A small British company in Cambridge has been making mobile-phone base stations for ten years. Yet even people steeped in the industry have never heard of cellXica. 

Buried deep inside the base station is what cellXica most wants to improve; the hardest bit of mobile technology, known as the physical layer or layer 1. This is where the real radio engineering happens; where analogue meets digital and where the cleverest of clever people turn specifications and formulae into hardware. Wrapped around this is the software and hardware that make a mobile-phone base station. And wrapped around that are the services provided by wavemobile, which takes the cellXica equipment and builds it into an entire mobile network with 5G-capable cores from  Quortus and Attocore, spectrum licences and interconnection.

There is something very Cambridge about cellXica. Products are 100% designed and engineered in the UK – the hardware, the stack, the physical layer, it’s all British. It’s a small company of just 22 people; and it doesn’t seek world domination or a stock-market listing. The company doesn’t even have a sales person. Instead, it concentrates on designs, which it licenses to other companies to manufacture in volume. There is a common theme among Cambridge companies: they are most interested in fundamental, deep-technology challenges. This is what makes the science parks around the city so inspiring to visit.

The company started in 2011 by developing 4G software-defined radio, or SDR. It was enabled by the development of the Zynq chip by Xilinx Inc. This chip is a FPGA with hardened ARM cores, a class of device that bridges the gap between hardware and software. It is hardware, but the design of the hardware can be reprogrammed. At that time RF technology was locked into the chip design process, so Zynq came in at the right time. Based on ARM cores, it made it quite possible to have a chip which was more like a system-on-a-chip with a high-speed digital design. cellXica wrote all of the LTE base station physical layer and the protocol stack in-house.

The work was prescient. SDR is a technology that has spent decades being the next big thing – by the time cellXica was formed, many had written it off as a pipe-dream. Today it’s become the universal technology used for 5G.

As a niche product supplier, cellXica has some very special customers, with military or search and rescue comms being typical applications. This leads to interesting differences between cellXica and mobile network equipment vendors. When reliability is very much a matter of life and death, it concentrates the mind on the design priorities. When deployment means having a base station that can be flown, or carried by someone parachuting into harm’s way and which needs to run reliably on batteries, a lot of thought must go into efficiency. And when command and control is within a fairly small area, it has to be a private network with no need for backhaul. 

To meet the demands of these customers, cellXica has taken its physical layer, protocol stack and equally impressive SDR and wrapped them up into a range of base stations with different features and form factors. Out of this has come a couple of units that have mainstream appeal for industry and private networks. The eXsite-M3Q is a small cell capable of supporting up to 32 users including limited LTE-M, while the eXsite-SC6 is its bigger brother, which uses the Marvell OCTEON Fusion-M SoC as the modem and can link 512 devices.
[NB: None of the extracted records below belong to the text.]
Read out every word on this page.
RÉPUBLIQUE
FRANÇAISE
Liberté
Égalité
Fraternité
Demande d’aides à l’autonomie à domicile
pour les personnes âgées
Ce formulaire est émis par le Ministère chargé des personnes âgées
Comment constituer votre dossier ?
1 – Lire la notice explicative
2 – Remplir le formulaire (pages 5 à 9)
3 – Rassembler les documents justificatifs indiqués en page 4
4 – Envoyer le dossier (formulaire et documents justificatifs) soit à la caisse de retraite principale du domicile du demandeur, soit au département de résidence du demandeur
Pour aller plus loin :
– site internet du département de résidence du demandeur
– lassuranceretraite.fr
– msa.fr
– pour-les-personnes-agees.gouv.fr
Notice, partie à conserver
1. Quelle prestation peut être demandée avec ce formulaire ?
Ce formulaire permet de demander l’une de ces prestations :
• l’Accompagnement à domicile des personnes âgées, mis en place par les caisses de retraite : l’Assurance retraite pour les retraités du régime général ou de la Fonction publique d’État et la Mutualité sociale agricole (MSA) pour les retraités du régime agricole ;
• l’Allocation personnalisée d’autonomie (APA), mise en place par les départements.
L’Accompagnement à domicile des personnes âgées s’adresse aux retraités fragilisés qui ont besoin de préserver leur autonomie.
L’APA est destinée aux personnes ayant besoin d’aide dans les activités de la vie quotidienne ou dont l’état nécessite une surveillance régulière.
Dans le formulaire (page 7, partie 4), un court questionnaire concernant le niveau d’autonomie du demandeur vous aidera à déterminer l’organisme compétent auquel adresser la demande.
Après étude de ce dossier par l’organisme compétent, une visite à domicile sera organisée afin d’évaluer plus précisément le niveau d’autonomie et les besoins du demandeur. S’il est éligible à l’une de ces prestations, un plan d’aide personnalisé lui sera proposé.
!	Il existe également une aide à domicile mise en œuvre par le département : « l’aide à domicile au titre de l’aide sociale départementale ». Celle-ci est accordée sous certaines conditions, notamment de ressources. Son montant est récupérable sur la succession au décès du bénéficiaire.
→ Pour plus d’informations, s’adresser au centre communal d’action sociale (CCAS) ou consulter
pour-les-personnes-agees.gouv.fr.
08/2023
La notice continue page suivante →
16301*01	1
The technology cellXica builds deviates a little from convention, which cellXica is not afraid to do in order to provide a practical solution to an otherwise unsolvable problem. For instance, the company has patented its GiLTE, pronounced “guilty”, technology, which stands for GSM-in-LTE. That’s GSM as in 2G and LTE as in 4G, which means that this radio can do both at the same time, with the GSM part embedded within the LTE carrier. That’s especially exciting in the UK when a company wants to use the shared access licence part of band 3. This is available to any organisation that wants to use it on a first-come first-served basis by stipulating a postcode within which it will be used and applying to Ofcom. 

The most recent design from cellXica is the M5Q, a 5G cell which was developed as part of the Future Networks Programmes that also sponsor the ONE Word project. The M5Q and M3Q will both be used by ONE WORD giving options for 2G, 4G and 5G. The M5Q is designed around the 3.8-4.2 GHz radio frequencies that are easily available from Ofcom although through the ONE Word programme there is an ambition to develop an 1800 MHz, Band 3, version.

Spectrum liberalisation is a driver for a number of British innovations. It means more demand for units such as the M5Q, and that in turn means increased volumes and so reduced prices. In particular, having honed the design using Zynq, cellXica can commit to the volumes necessary to produce a system-on-a-chip design. While the start-up costs of making an SoC are very high, the individual component prices are low. Better still, they use less power.

As cellXica devices are technology-driven and contain GiLTE, they are ideal for the community radio projects typified by the ONE Word project. In many rural locations, there will be a long-term need to support 2G as well as 4G, so the GiLTE technology is a very flexible solution that solves a the “voice” problem.